Set Up Postfix For Relaying Emails Through Another Mailserver
Version 1.0
Author: Falko Timme
This short guide shows how you can set up Postfix to relay emails through another mailserver. This can be useful if you run a Postfix mailserver in your local network and have a dynamic IP address because most dynamic IP addresses are blacklisted today. By relaying your emails through another mailserver that is hosted on a static IP address in a data center (e.g. your ISP's mailserver) you can prevent your emails from being categorized as spam.

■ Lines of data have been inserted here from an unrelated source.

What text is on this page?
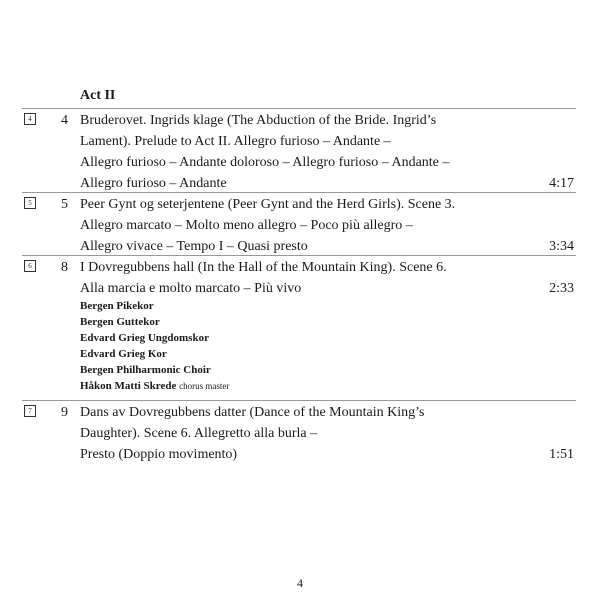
Act II
4	4 Bruderovet. Ingrids klage (The Abduction of the Bride. Ingrid’s
Lament). Prelude to Act II. Allegro furioso – Andante –
Allegro furioso – Andante doloroso – Allegro furioso – Andante –
Allegro furioso – Andante	4:17
5	5 Peer Gynt og seterjentene (Peer Gynt and the Herd Girls). Scene 3.
Allegro marcato – Molto meno allegro – Poco più allegro –
Allegro vivace – Tempo I – Quasi presto	3:34
6	8 I Dovregubbens hall (In the Hall of the Mountain King). Scene 6.
Alla marcia e molto marcato – Più vivo	2:33
Bergen Pikekor
Bergen Guttekor
Edvard Grieg Ungdomskor
Edvard Grieg Kor
Bergen Philharmonic Choir
Håkon Matti Skrede chorus master
7	9 Dans av Dovregubbens datter (Dance of the Mountain King’s
Daughter). Scene 6. Allegretto alla burla –
Presto (Doppio movimento)	1:51
4
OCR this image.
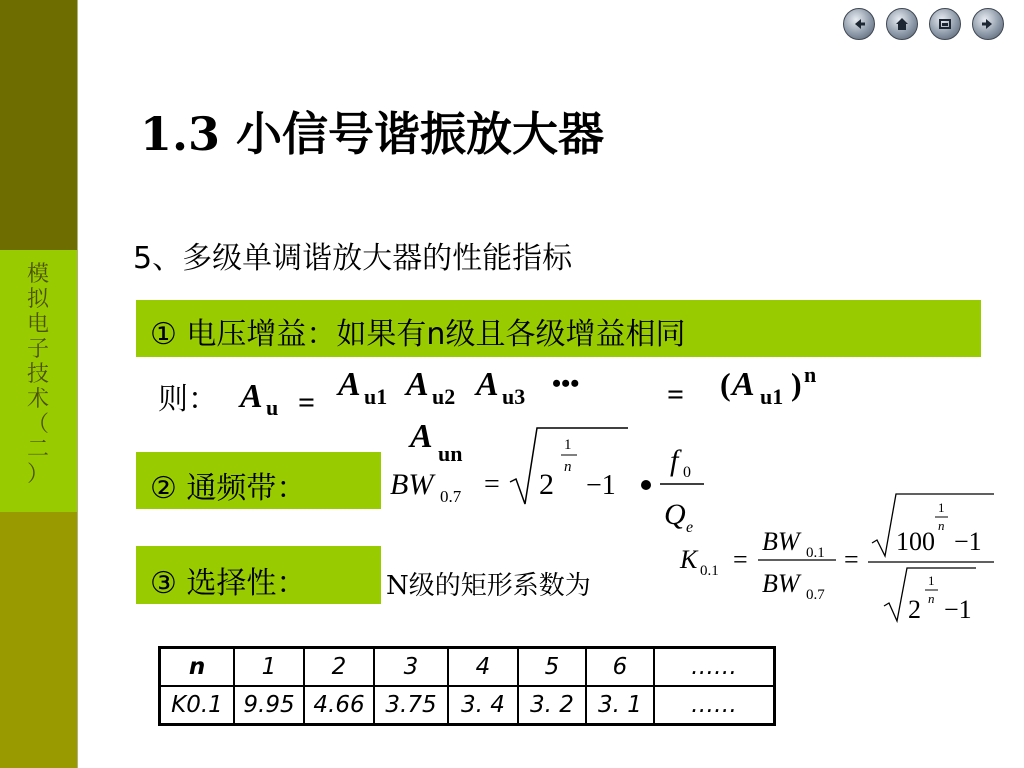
模
拟
电
子
技
术
（
二
）
1.3 小信号谐振放大器
5、多级单调谐放大器的性能指标
① 电压增益：如果有n级且各级增益相同
则： A u = A u1 A u2 A u3 •••	= ( A u1 ) n
A un
② 通频带：	BW 0.7 = 2
1
n
−1
f 0
Q e
③ 选择性：	N级的矩形系数为
K 0.1 =
BW 0.1
BW 0.7
=
100
1
n
−1
2
1
n −1
n	1	2	3	4	5	6	……
K0.1	9.95	4.66	3.75	3. 4	3. 2	3. 1	……
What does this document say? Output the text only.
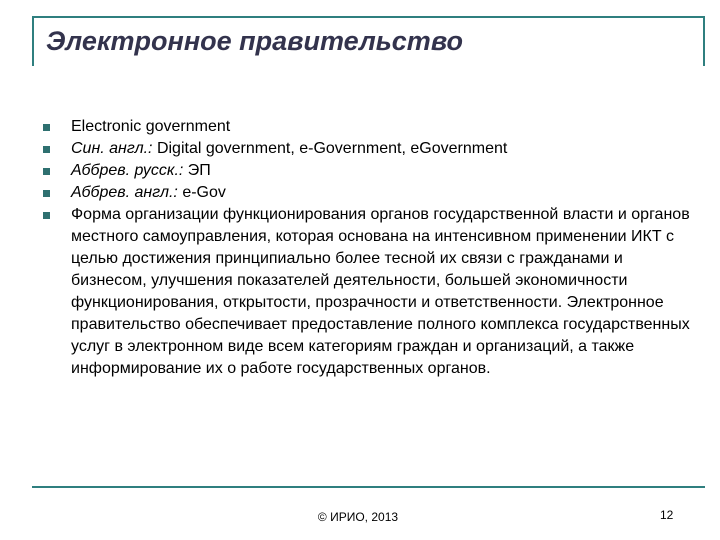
Электронное правительство
Electronic government
Син. англ.: Digital government, e-Government, eGovernment
Аббрев. русск.: ЭП
Аббрев. англ.: e-Gov
Форма организации функционирования органов государственной власти и органов местного самоуправления, которая основана на интенсивном применении ИКТ с целью достижения принципиально более тесной их связи с гражданами и бизнесом, улучшения показателей деятельности, большей экономичности функционирования, открытости, прозрачности и ответственности. Электронное правительство обеспечивает предоставление полного комплекса государственных услуг в электронном виде всем категориям граждан и организаций, а также информирование их о работе государственных органов.
© ИРИО, 2013	12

There are many ways of achieving this goal but this is the way I take. I do not issue any guarantee that this will work for you!
1 Preliminary Note
To configure relaying on your Postfix mailserver, you need a valid email account (with username and password) on another mailserver (provided that this mailserver makes use of SMTP-AUTH (which it should do)). This other mailserver should be hosted on a static IP address in some data center (e.g. your ISP's mailserver).
In this guide I use smtp.example.com as the remote mailserver on which I have a valid email account with the username someuser and the password howtoforge.

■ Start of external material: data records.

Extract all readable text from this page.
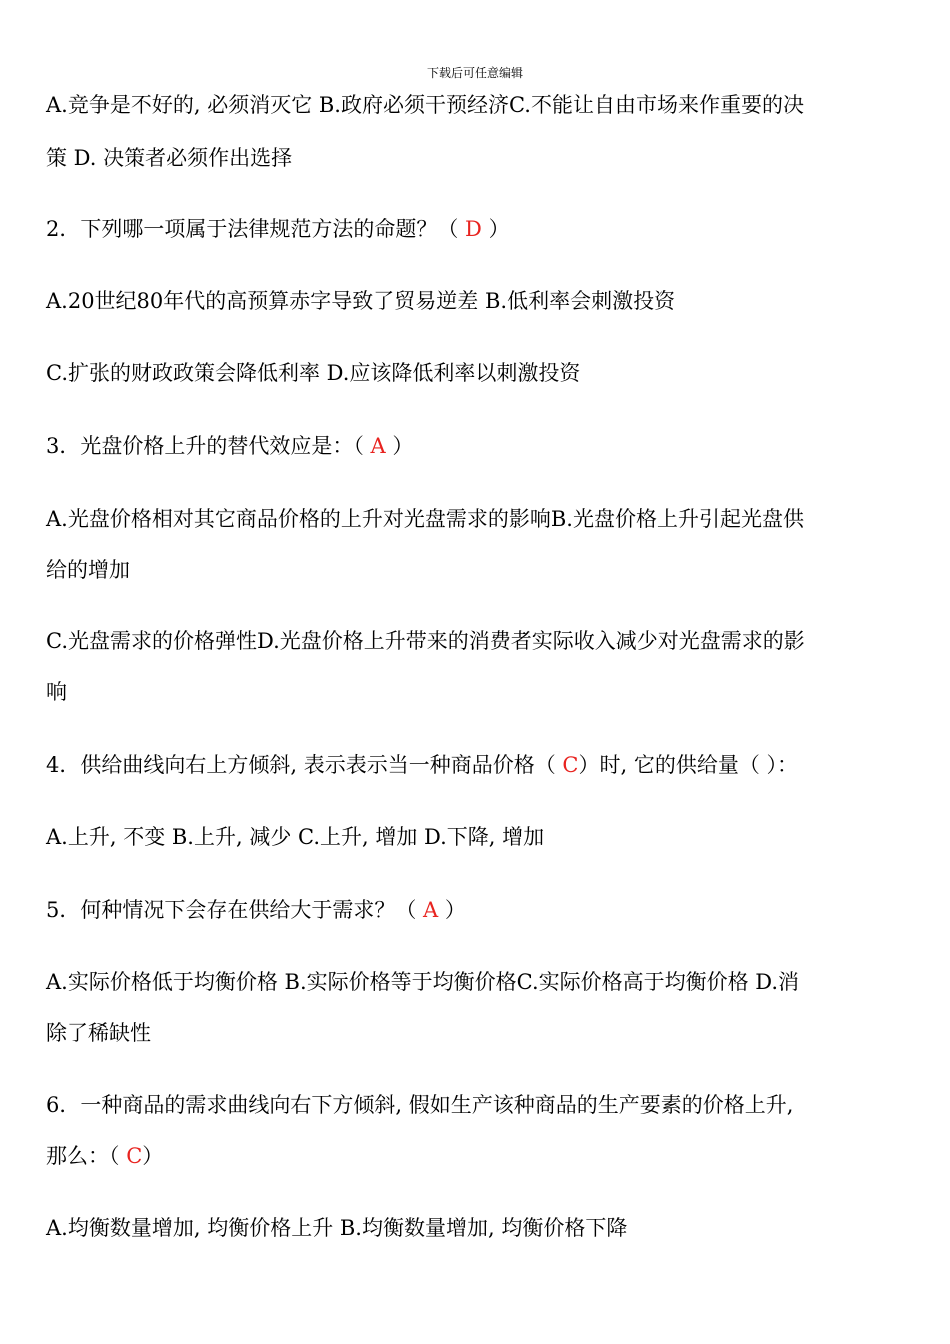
下载后可任意编辑
A.竞争是不好的, 必须消灭它 B.政府必须干预经济C.不能让自由市场来作重要的决
策 D. 决策者必须作出选择
2．下列哪一项属于法律规范方法的命题？（ D ）
A.20世纪80年代的高预算赤字导致了贸易逆差 B.低利率会刺激投资
C.扩张的财政政策会降低利率 D.应该降低利率以刺激投资
3．光盘价格上升的替代效应是：（ A ）
A.光盘价格相对其它商品价格的上升对光盘需求的影响B.光盘价格上升引起光盘供
给的增加
C.光盘需求的价格弹性D.光盘价格上升带来的消费者实际收入减少对光盘需求的影
响
4．供给曲线向右上方倾斜, 表示表示当一种商品价格（ C）时, 它的供给量（ ）：
A.上升, 不变 B.上升, 减少 C.上升, 增加 D.下降, 增加
5．何种情况下会存在供给大于需求？（ A ）
A.实际价格低于均衡价格 B.实际价格等于均衡价格C.实际价格高于均衡价格 D.消
除了稀缺性
6．一种商品的需求曲线向右下方倾斜, 假如生产该种商品的生产要素的价格上升,
那么：（ C）
A.均衡数量增加, 均衡价格上升 B.均衡数量增加, 均衡价格下降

I assume you have already installed Postfix as I won't go into the details of installing Postfix here.
2 Configure Postfix For Relaying
To configure our Postfix server for relaying emails through smtp.example.com, we run
postconf -e 'relayhost = smtp.example.com'
postconf -e 'smtp_sasl_auth_enable = yes'
postconf -e 'smtp_sasl_password_maps = hash:/etc/postfix/sasl_passwd'
postconf -e 'smtp_sasl_security_options ='
Our username (someuser) and password (howtoforge) for smtp.example.com must be stored in /etc/postfix/sasl_passwd, therefore we do this:
echo "smtp.example.com someuser:howtoforge" > /etc/postfix/sasl_passwd
/etc/postfix/sasl_passwd must be owned by root, and noone else should have read access to that file, so we do this:
chown root:root /etc/postfix/sasl_passwd
chmod 600 /etc/postfix/sasl_passwd
Now we must convert /etc/postfix/sasl_passwd into a format that Postfix can read:
postmap /etc/postfix/sasl_passwd
This will create the file /etc/postfix/sasl_passwd.db.
All that is left to do is restart Postfix:
/etc/init.d/postfix restart
That's it. You can now test by sending emails over your mailserver and having a look at your mail log. You should see that all your emails are now passed on to smtp.example.com (except the ones that have a local recipient).